Don’t Look Back Over Work
When working on a first draft, your priority should be to get the words on the page. The rest can wait until later. Don’t start that day’s writing session by editing your work from the day before. This will only bog you down into the nitty gritty without allowing you to progress with meeting your goal. The edit will come later, but for now just keep looking ahead.

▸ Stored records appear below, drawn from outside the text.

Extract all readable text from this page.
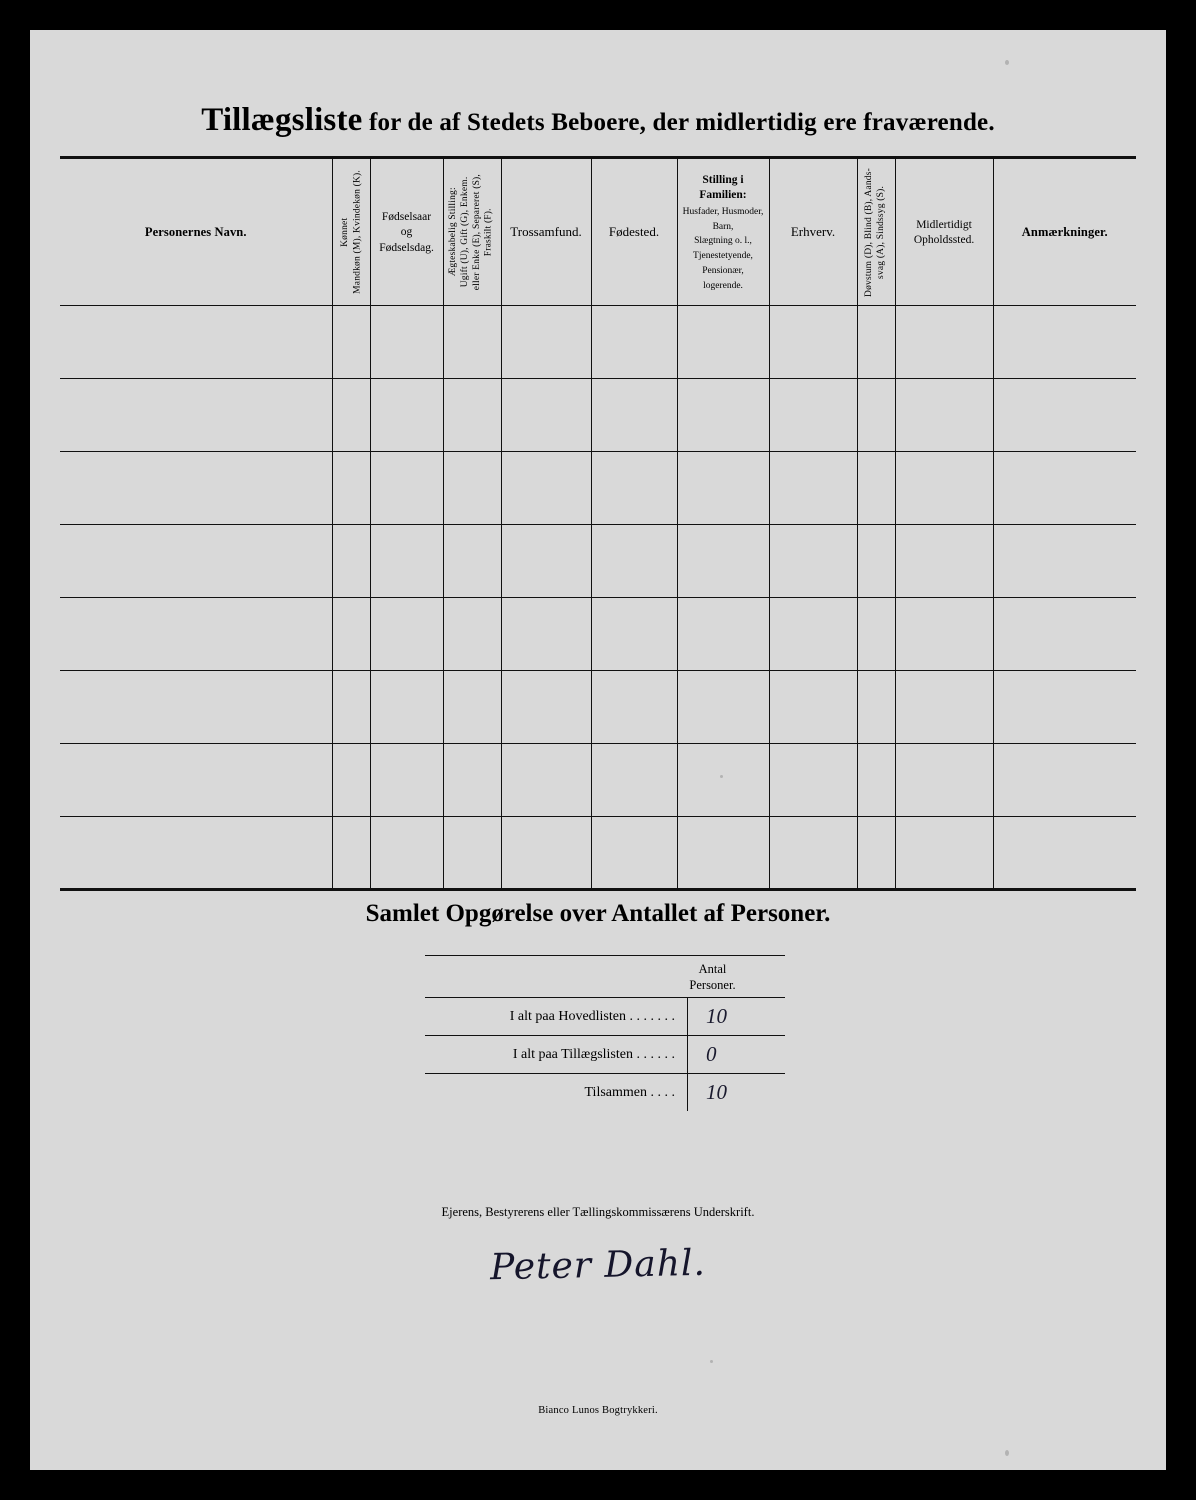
Tillægsliste for de af Stedets Beboere, der midlertidig ere fraværende.
Personernes Navn.	Kønnet Mandkøn (M), Kvindekøn (K).	Fødselsaar
og
Fødselsdag.	Ægteskabelig Stilling: Ugift (U), Gift (G), Enkem. eller Enke (E), Separeret (S), Fraskilt (F).	Trossamfund.	Fødested.	Stilling i
Familien:
Husfader, Husmoder, Barn,
Slægtning o. l.,
Tjenestetyende,
Pensionær,
logerende.	Erhverv.	Døvstum (D), Blind (B), Aands- svag (A), Sindssyg (S).	Midlertidigt
Opholdssted.	Anmærkninger.

Samlet Opgørelse over Antallet af Personer.
Antal
Personer.
I alt paa Hovedlisten . . . . . . .	10
I alt paa Tillægslisten . . . . . .	0
Tilsammen . . . .	10
Ejerens, Bestyrerens eller Tællingskommissærens Underskrift.
Peter Dahl.
Bianco Lunos Bogtrykkeri.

If you’re having a sluggish day where you realise it’s taken forty-five minutes to write half a paragraph, switch up your format. Write the type of piece which is easy for you to knock out quickly. For example, a listicle is a very effective format for a blog post, as they are favoured by readers and are generally quick to write because you’re not wading through chunky pieces of text. Even if I’m writing fiction and I’m finding it difficult to pick up the pace, I’ll switch to just bashing out the dialogue. No filler. No grammar. I’ll just write it like a script until I reach the end of that section. By the time I’ve reached the end, I am on a roll and ready to fill out all of the bits in between because my mind has warmed up.
Against the Clock
If you find yourself completely stuck, to the point where no words will come to you whatsoever then set a timer for two minutes. In those two minutes, you have to be typing throughout. Not a second can go past where you are not bashing at the keys. Just type out whatever words come to you. The sentences do not have to make any sort of sense – to start with, they almost definitely will not. But you have to be writing just for those two minutes. If you get to the end of those two minutes and the text you have written is completely incoherent, give yourself a minute’s rest then do it all again. Keep going with this until something in your brain has kickstarted and actual sentences begin to form.
Consistency is Key
You cannot expect to make great progress if you have a few good writing days here and there. Consistency is far more effective than sporadic flashes of brilliance. Every day, make good choices that will create an overall productive environment so that, when you do come to sit down and write, you are not trying to scrape together shreds of inspiration here and there. That means being strict with yourself, because overall success is just the product of a sequence of wise choices. Instead of thinking ‘watching TikTok for an hour in bed won’t hurt just for one night’, realise that by making that momentary decision to be strict with yourself and pick up a book instead of your phone is actually one whole step you have taken towards smashing your goal. Every small decision is key.
Go Out and Live
You will never feel inspired if you just stare at a screen all day. Go out and appreciate the world. Call a friend. Go for a walk. Bake something. Live your life, so that when the time does come to be at your desk typing, your mind is replenished with new experiences and emotions.